Classical Philosophy is primarily concerned with what Michel Foucault called ‘the care of the self’, that is, the rational management of our passions, leading to an absence of physical pain and psychological anxiety as illustrated in the Epicurean ‘ataraxia’ or in the best of cases, a pure and simple state of virtuous happiness, as developed by the Stoics through the cultivation of ‘apatheia’. When Plato describes the best possible form of government in The Republic, he first takes great pains to delineate the psychological and epistemological parameters of his utopian state. Philosophy starts with a work of critical introspection before any external change can be imagined. In this respect, Aristotle’s Politics only makes sense if accompanied with the acceptance of his moral teaching in the Ethics.

Medieval Philosophy turned introspection into spiritual meditation; a term redefined by Descartes in his new method of investigation of the self (‘cogito’) and its central place in the physical world. With the exception of Plato’s eternal Forms, knowledge is only accessible to the philosopher through slow stages, culminating in rare moments of self-discovery. From Descartes to Wittgenstein, the human, psychological dimension ultimately takes precedence over the scientific search for an elusive, ultimate truth.

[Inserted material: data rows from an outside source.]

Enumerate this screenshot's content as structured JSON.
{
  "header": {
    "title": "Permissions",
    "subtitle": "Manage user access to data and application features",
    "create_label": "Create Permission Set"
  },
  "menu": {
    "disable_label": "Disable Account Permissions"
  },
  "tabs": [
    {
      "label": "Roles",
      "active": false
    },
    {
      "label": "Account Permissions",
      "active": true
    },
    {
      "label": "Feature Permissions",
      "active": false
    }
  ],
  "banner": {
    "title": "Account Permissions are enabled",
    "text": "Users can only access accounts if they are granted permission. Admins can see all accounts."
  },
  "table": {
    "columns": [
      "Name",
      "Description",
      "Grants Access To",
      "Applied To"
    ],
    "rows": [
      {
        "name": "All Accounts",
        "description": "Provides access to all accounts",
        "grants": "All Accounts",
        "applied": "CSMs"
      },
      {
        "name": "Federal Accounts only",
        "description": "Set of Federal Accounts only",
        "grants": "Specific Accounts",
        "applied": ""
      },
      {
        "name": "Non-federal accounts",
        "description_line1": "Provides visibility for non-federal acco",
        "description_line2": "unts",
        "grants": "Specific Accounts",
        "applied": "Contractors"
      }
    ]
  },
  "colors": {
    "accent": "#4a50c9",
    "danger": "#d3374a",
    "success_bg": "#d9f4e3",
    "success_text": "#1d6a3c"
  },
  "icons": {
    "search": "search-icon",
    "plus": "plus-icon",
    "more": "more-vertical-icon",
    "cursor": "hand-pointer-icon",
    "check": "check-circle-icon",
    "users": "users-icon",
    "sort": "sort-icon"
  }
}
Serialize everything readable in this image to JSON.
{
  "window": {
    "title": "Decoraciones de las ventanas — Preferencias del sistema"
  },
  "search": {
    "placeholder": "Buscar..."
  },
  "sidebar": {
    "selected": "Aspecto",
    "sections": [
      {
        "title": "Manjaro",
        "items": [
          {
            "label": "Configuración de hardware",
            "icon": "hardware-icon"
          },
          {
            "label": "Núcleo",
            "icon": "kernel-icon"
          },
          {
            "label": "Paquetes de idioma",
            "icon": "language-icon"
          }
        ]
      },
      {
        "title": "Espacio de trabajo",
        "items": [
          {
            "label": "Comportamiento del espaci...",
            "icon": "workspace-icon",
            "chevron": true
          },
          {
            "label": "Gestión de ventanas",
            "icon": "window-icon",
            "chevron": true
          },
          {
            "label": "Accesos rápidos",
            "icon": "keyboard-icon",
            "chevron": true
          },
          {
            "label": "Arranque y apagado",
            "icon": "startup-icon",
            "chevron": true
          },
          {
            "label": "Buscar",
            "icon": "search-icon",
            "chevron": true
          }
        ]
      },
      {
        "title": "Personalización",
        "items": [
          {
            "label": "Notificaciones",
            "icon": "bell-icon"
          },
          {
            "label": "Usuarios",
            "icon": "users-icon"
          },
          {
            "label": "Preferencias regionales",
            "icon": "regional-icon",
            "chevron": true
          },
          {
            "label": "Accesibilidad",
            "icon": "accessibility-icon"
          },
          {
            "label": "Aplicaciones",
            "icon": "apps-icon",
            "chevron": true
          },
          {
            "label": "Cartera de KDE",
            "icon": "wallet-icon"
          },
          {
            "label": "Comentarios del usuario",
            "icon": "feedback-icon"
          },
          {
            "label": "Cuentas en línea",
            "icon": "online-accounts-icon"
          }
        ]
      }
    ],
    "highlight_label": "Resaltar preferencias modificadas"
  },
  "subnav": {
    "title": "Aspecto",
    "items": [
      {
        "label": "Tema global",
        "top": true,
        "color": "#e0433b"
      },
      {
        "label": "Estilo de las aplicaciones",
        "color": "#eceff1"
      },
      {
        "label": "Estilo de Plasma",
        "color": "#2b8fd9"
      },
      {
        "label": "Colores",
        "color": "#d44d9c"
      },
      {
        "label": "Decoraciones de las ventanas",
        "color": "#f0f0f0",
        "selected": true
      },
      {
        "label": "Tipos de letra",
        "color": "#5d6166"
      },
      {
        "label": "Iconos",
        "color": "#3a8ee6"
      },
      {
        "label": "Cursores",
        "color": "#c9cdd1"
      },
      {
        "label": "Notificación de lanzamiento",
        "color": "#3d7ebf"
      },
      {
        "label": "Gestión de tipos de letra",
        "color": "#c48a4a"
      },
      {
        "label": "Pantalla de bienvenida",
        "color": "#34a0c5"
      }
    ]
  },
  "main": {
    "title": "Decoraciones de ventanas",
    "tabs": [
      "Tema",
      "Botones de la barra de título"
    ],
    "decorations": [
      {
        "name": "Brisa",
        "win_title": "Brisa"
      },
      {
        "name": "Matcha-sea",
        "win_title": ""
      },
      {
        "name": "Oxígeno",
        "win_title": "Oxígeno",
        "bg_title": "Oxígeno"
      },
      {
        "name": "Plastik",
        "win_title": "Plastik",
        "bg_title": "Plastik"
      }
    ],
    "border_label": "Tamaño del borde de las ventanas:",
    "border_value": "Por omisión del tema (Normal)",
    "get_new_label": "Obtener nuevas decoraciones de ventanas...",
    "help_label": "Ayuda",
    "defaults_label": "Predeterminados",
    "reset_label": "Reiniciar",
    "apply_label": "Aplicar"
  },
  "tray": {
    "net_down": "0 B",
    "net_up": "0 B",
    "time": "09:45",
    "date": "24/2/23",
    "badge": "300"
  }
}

Bertrand Russell, for one, ‘creator’, along with A.N Whitehead, of an entirely new system of logic (Principia Mathematica, 1910-1913) dedicated several works to allegedly trivial topics such as love (Marriage and Morals, 1929) or laziness (In Praise of Idleness, 1932. Was Russell more of a philosopher because of his discoveries in logic and mathematics or is he more to be admired for his political engagement against the proliferation of nuclear weapons during the Cold War?